The lawsuit alleges that Graphic Packaging concealed significant inventory management problems, falling demand, and rising costs. The stock fell 15.6% on May 1, 2025, another 8.7% on December 9, 2025, and a final 16% on February 3, 2026, as the company repeatedly lowered guidance and revealed the extent of its issues. The cumulative decline took the share price from over $25 to $12.42.
The complaint names former CEO Michael P. Doss and former CFO Stephen R. Scherger as individual defendants, alleging they sold a combined $8.8 million in GPK stock while aware of material non-public information. Investors now have until July 6, 2026, to file for lead plaintiff status.
Lawsuit Alleges Misleading Financial Guidance
Multiple law firms, including Bernstein Liebhard LLP, Glancy Prongay Wolke & Rotter LLP, and The Law Offices of Frank R. Cruz, have filed complaints. The core allegation is that the company's positive statements about its business and its FY 2025 financial guidance were materially false and lacked a reasonable basis.

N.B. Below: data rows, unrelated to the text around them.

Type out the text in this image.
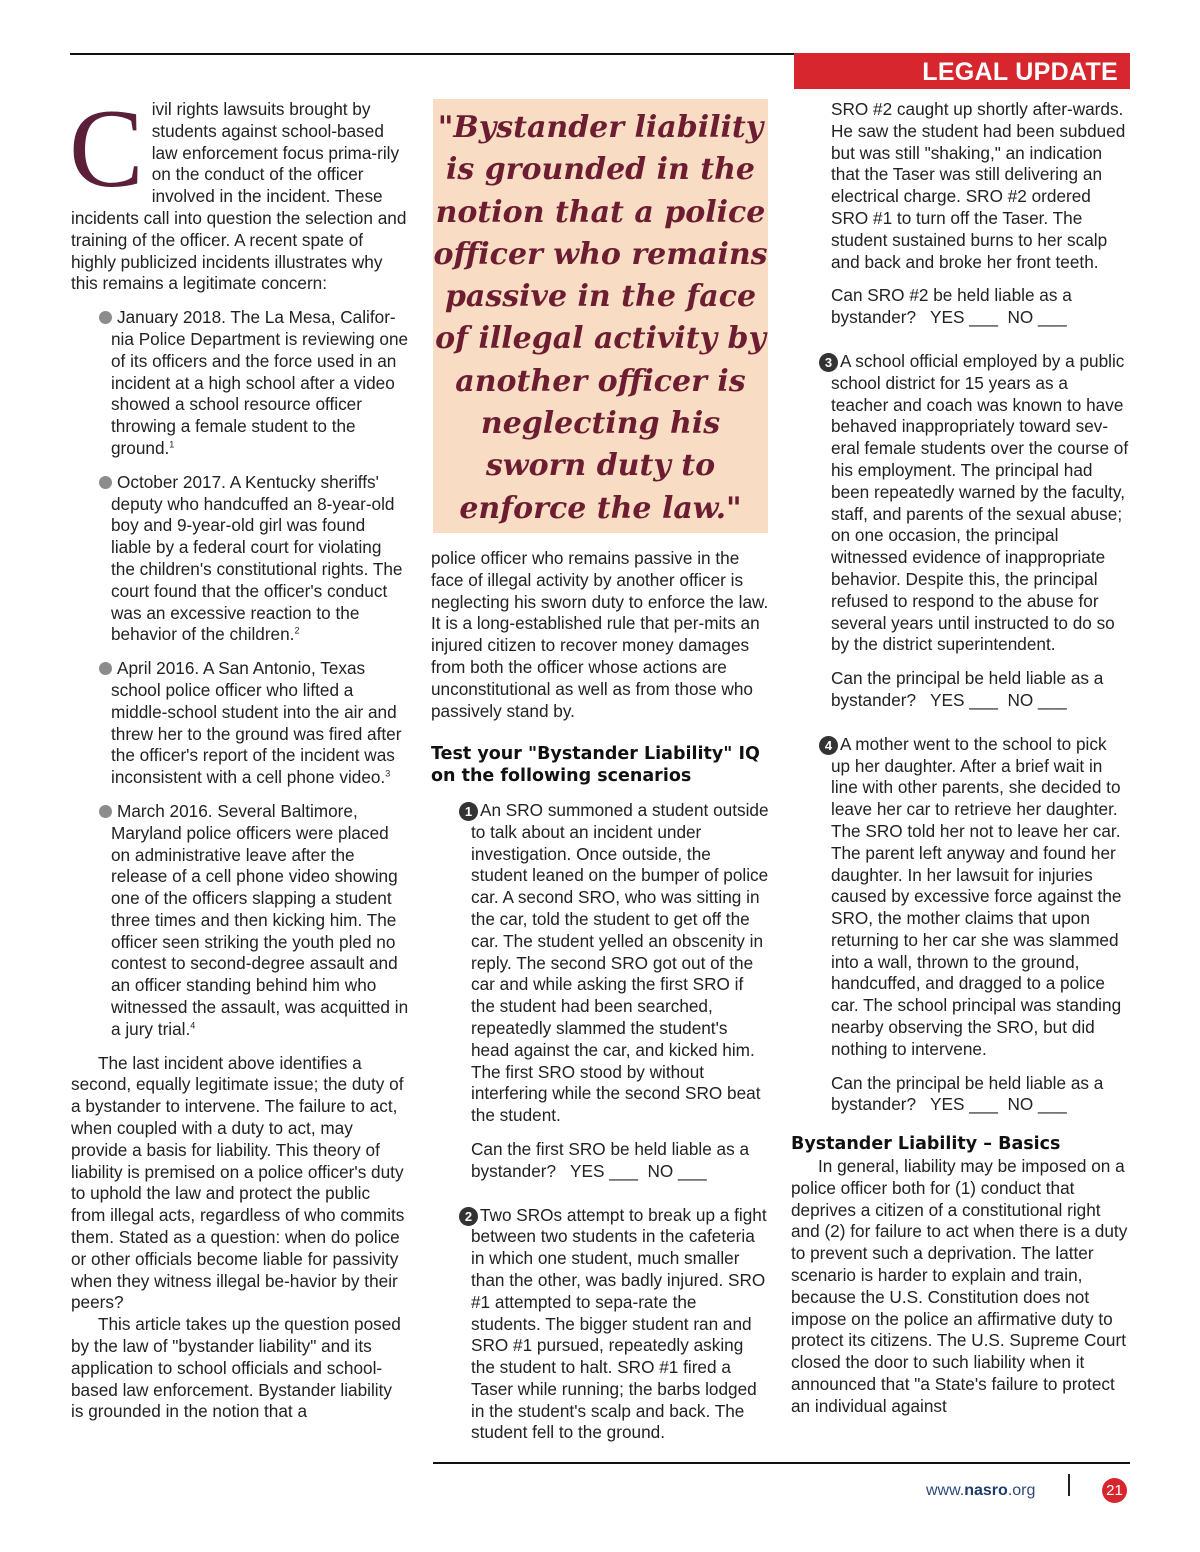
LEGAL UPDATE

Civil rights lawsuits brought by students against school-based law enforcement focus prima-rily on the conduct of the officer involved in the incident. These incidents call into question the selection and training of the officer. A recent spate of highly publicized incidents illustrates why this remains a legitimate concern:

January 2018. The La Mesa, Califor-nia Police Department is reviewing one of its officers and the force used in an incident at a high school after a video showed a school resource officer throwing a female student to the ground.$^1$

October 2017. A Kentucky sheriffs' deputy who handcuffed an 8-year-old boy and 9-year-old girl was found liable by a federal court for violating the children's constitutional rights. The court found that the officer's conduct was an excessive reaction to the behavior of the children.$^2$

April 2016. A San Antonio, Texas school police officer who lifted a middle-school student into the air and threw her to the ground was fired after the officer's report of the incident was inconsistent with a cell phone video.$^3$

March 2016. Several Baltimore, Maryland police officers were placed on administrative leave after the release of a cell phone video showing one of the officers slapping a student three times and then kicking him. The officer seen striking the youth pled no contest to second-degree assault and an officer standing behind him who witnessed the assault, was acquitted in a jury trial.$^4$

The last incident above identifies a second, equally legitimate issue; the duty of a bystander to intervene. The failure to act, when coupled with a duty to act, may provide a basis for liability. This theory of liability is premised on a police officer's duty to uphold the law and protect the public from illegal acts, regardless of who commits them. Stated as a question: when do police or other officials become liable for passivity when they witness illegal be-havior by their peers?

This article takes up the question posed by the law of "bystander liability" and its application to school officials and school-based law enforcement. Bystander liability is grounded in the notion that a

"Bystander liability is grounded in the notion that a police officer who remains passive in the face of illegal activity by another officer is neglecting his sworn duty to enforce the law."

police officer who remains passive in the face of illegal activity by another officer is neglecting his sworn duty to enforce the law. It is a long-established rule that per-mits an injured citizen to recover money damages from both the officer whose actions are unconstitutional as well as from those who passively stand by.

Test your "Bystander Liability" IQ on the following scenarios

1 An SRO summoned a student outside to talk about an incident under investigation. Once outside, the student leaned on the bumper of police car. A second SRO, who was sitting in the car, told the student to get off the car. The student yelled an obscenity in reply. The second SRO got out of the car and while asking the first SRO if the student had been searched, repeatedly slammed the student's head against the car, and kicked him. The first SRO stood by without interfering while the second SRO beat the student.

Can the first SRO be held liable as a bystander?   YES ___  NO ___

2 Two SROs attempt to break up a fight between two students in the cafeteria in which one student, much smaller than the other, was badly injured. SRO #1 attempted to sepa-rate the students. The bigger student ran and SRO #1 pursued, repeatedly asking the student to halt. SRO #1 fired a Taser while running; the barbs lodged in the student's scalp and back. The student fell to the ground.

SRO #2 caught up shortly after-wards. He saw the student had been subdued but was still "shaking," an indication that the Taser was still delivering an electrical charge. SRO #2 ordered SRO #1 to turn off the Taser. The student sustained burns to her scalp and back and broke her front teeth.

Can SRO #2 be held liable as a bystander?   YES ___  NO ___

3 A school official employed by a public school district for 15 years as a teacher and coach was known to have behaved inappropriately toward sev-eral female students over the course of his employment. The principal had been repeatedly warned by the faculty, staff, and parents of the sexual abuse; on one occasion, the principal witnessed evidence of inappropriate behavior. Despite this, the principal refused to respond to the abuse for several years until instructed to do so by the district superintendent.

Can the principal be held liable as a bystander?   YES ___  NO ___

4 A mother went to the school to pick up her daughter. After a brief wait in line with other parents, she decided to leave her car to retrieve her daughter. The SRO told her not to leave her car. The parent left anyway and found her daughter. In her lawsuit for injuries caused by excessive force against the SRO, the mother claims that upon returning to her car she was slammed into a wall, thrown to the ground, handcuffed, and dragged to a police car. The school principal was standing nearby observing the SRO, but did nothing to intervene.

Can the principal be held liable as a bystander?   YES ___  NO ___

Bystander Liability – Basics

In general, liability may be imposed on a police officer both for (1) conduct that deprives a citizen of a constitutional right and (2) for failure to act when there is a duty to prevent such a deprivation. The latter scenario is harder to explain and train, because the U.S. Constitution does not impose on the police an affirmative duty to protect its citizens. The U.S. Supreme Court closed the door to such liability when it announced that "a State's failure to protect an individual against

www.nasro.org	21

The complaint contends that executives, through Sarbanes-Oxley certifications, attested to financial statements that did not fairly represent the company's true condition. These certifications allegedly occurred while the company was experiencing significant operational headwinds that were not disclosed to the public.
Executive Stock Sales Under Scrutiny
During the class period, former CEO Michael P. Doss sold nearly 1.6 million shares for over $7 million in proceeds, while former CFO Stephen R. Scherger sold over 65,000 shares for nearly $1.8 million. The lawsuit asserts these sales support the inference that executives knew the company's public statements were misleading.

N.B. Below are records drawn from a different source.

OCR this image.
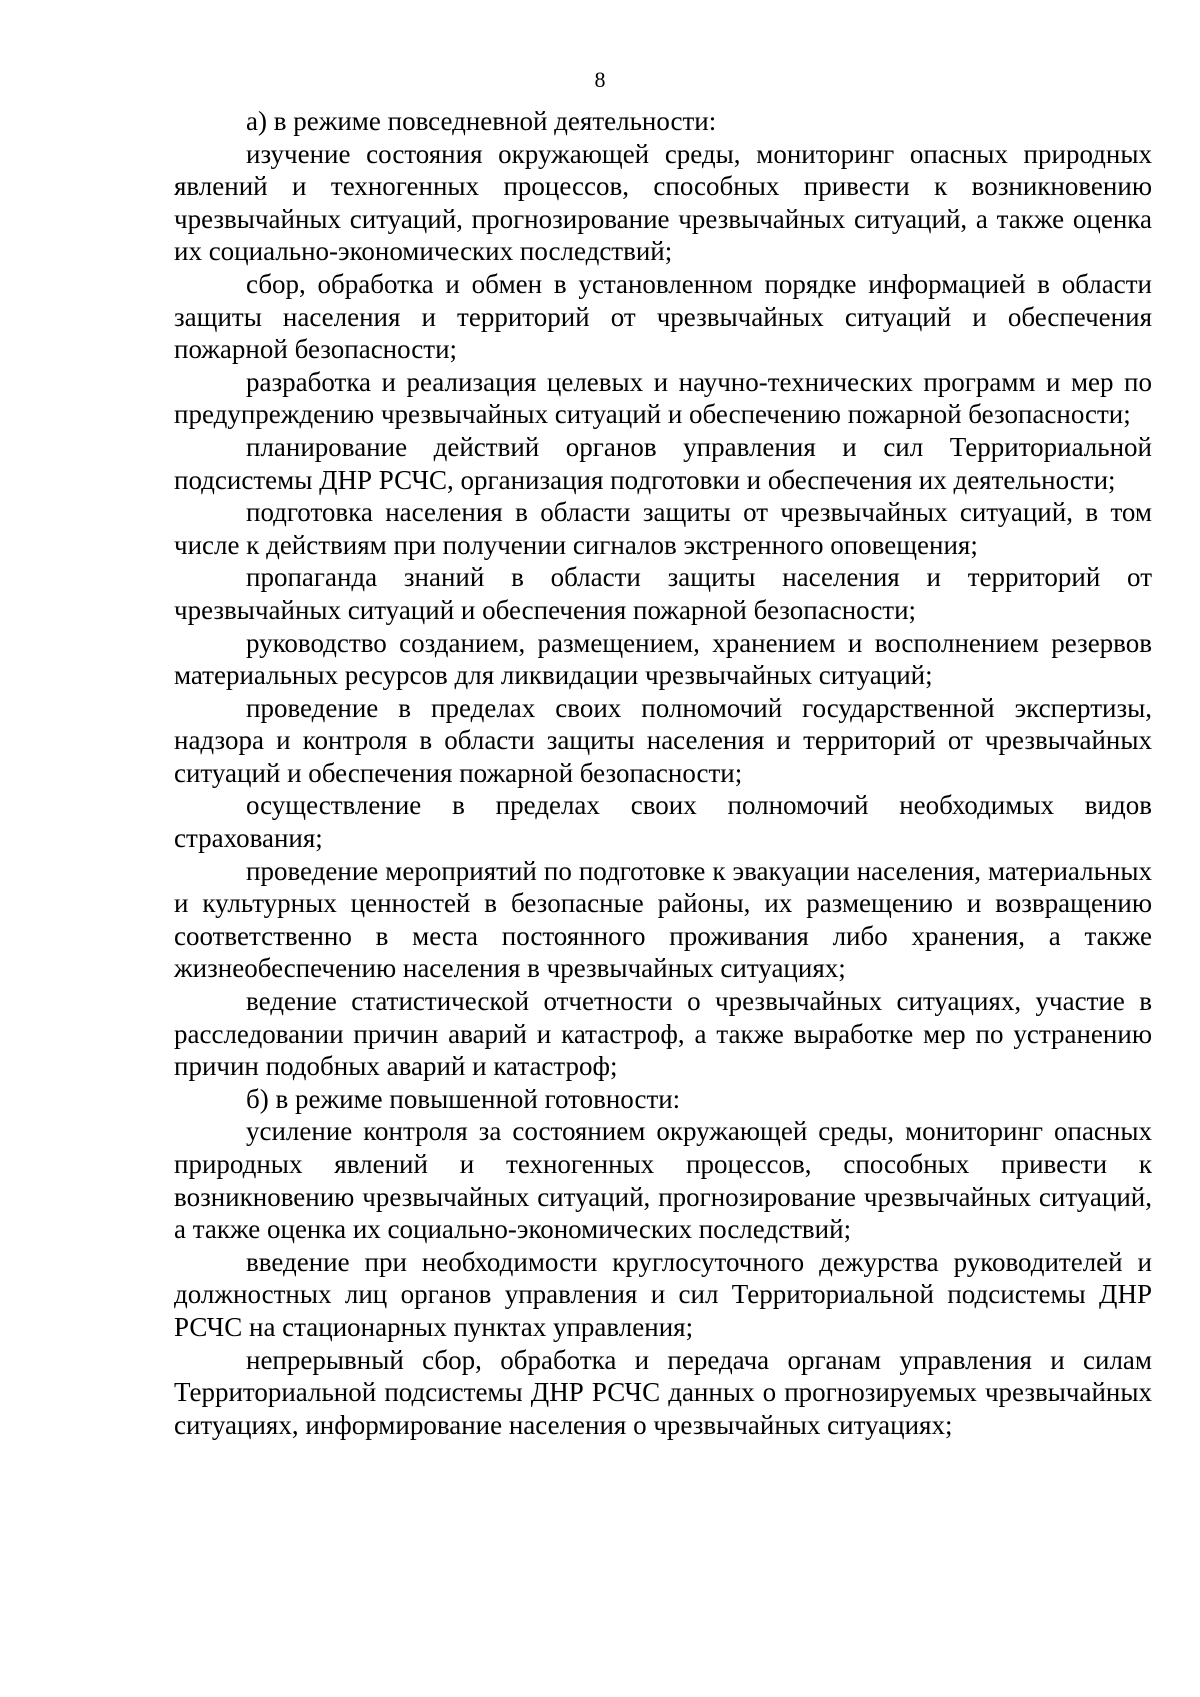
8

а) в режиме повседневной деятельности:

изучение состояния окружающей среды, мониторинг опасных природных явлений и техногенных процессов, способных привести к возникновению чрезвычайных ситуаций, прогнозирование чрезвычайных ситуаций, а также оценка их социально-экономических последствий;

сбор, обработка и обмен в установленном порядке информацией в области защиты населения и территорий от чрезвычайных ситуаций и обеспечения пожарной безопасности;

разработка и реализация целевых и научно-технических программ и мер по предупреждению чрезвычайных ситуаций и обеспечению пожарной безопасности;

планирование действий органов управления и сил Территориальной подсистемы ДНР РСЧС, организация подготовки и обеспечения их деятельности;

подготовка населения в области защиты от чрезвычайных ситуаций, в том числе к действиям при получении сигналов экстренного оповещения;

пропаганда знаний в области защиты населения и территорий от чрезвычайных ситуаций и обеспечения пожарной безопасности;

руководство созданием, размещением, хранением и восполнением резервов материальных ресурсов для ликвидации чрезвычайных ситуаций;

проведение в пределах своих полномочий государственной экспертизы, надзора и контроля в области защиты населения и территорий от чрезвычайных ситуаций и обеспечения пожарной безопасности;

осуществление в пределах своих полномочий необходимых видов страхования;

проведение мероприятий по подготовке к эвакуации населения, материальных и культурных ценностей в безопасные районы, их размещению и возвращению соответственно в места постоянного проживания либо хранения, а также жизнеобеспечению населения в чрезвычайных ситуациях;

ведение статистической отчетности о чрезвычайных ситуациях, участие в расследовании причин аварий и катастроф, а также выработке мер по устранению причин подобных аварий и катастроф;

б) в режиме повышенной готовности:

усиление контроля за состоянием окружающей среды, мониторинг опасных природных явлений и техногенных процессов, способных привести к возникновению чрезвычайных ситуаций, прогнозирование чрезвычайных ситуаций, а также оценка их социально-экономических последствий;

введение при необходимости круглосуточного дежурства руководителей и должностных лиц органов управления и сил Территориальной подсистемы ДНР РСЧС на стационарных пунктах управления;

непрерывный сбор, обработка и передача органам управления и силам Территориальной подсистемы ДНР РСЧС данных о прогнозируемых чрезвычайных ситуациях, информирование населения о чрезвычайных ситуациях;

The stock's collapse occurred across three main disclosures. The first came on May 1, 2025, with a Q1 earnings miss and lowered guidance. The second followed on December 8, 2025, when the company announced an acceleration of inventory reduction plans and the departure of its CEO. The final drop happened on February 3, 2026, after the company released full-year 2025 results that again missed estimates.
The decline puts the stock at its lowest since early 2022, testing long-term support levels. Investors who purchased GPK securities during the class period may be eligible to join the lawsuit to recover losses.
This article is for informational purposes only and does not constitute investment advice.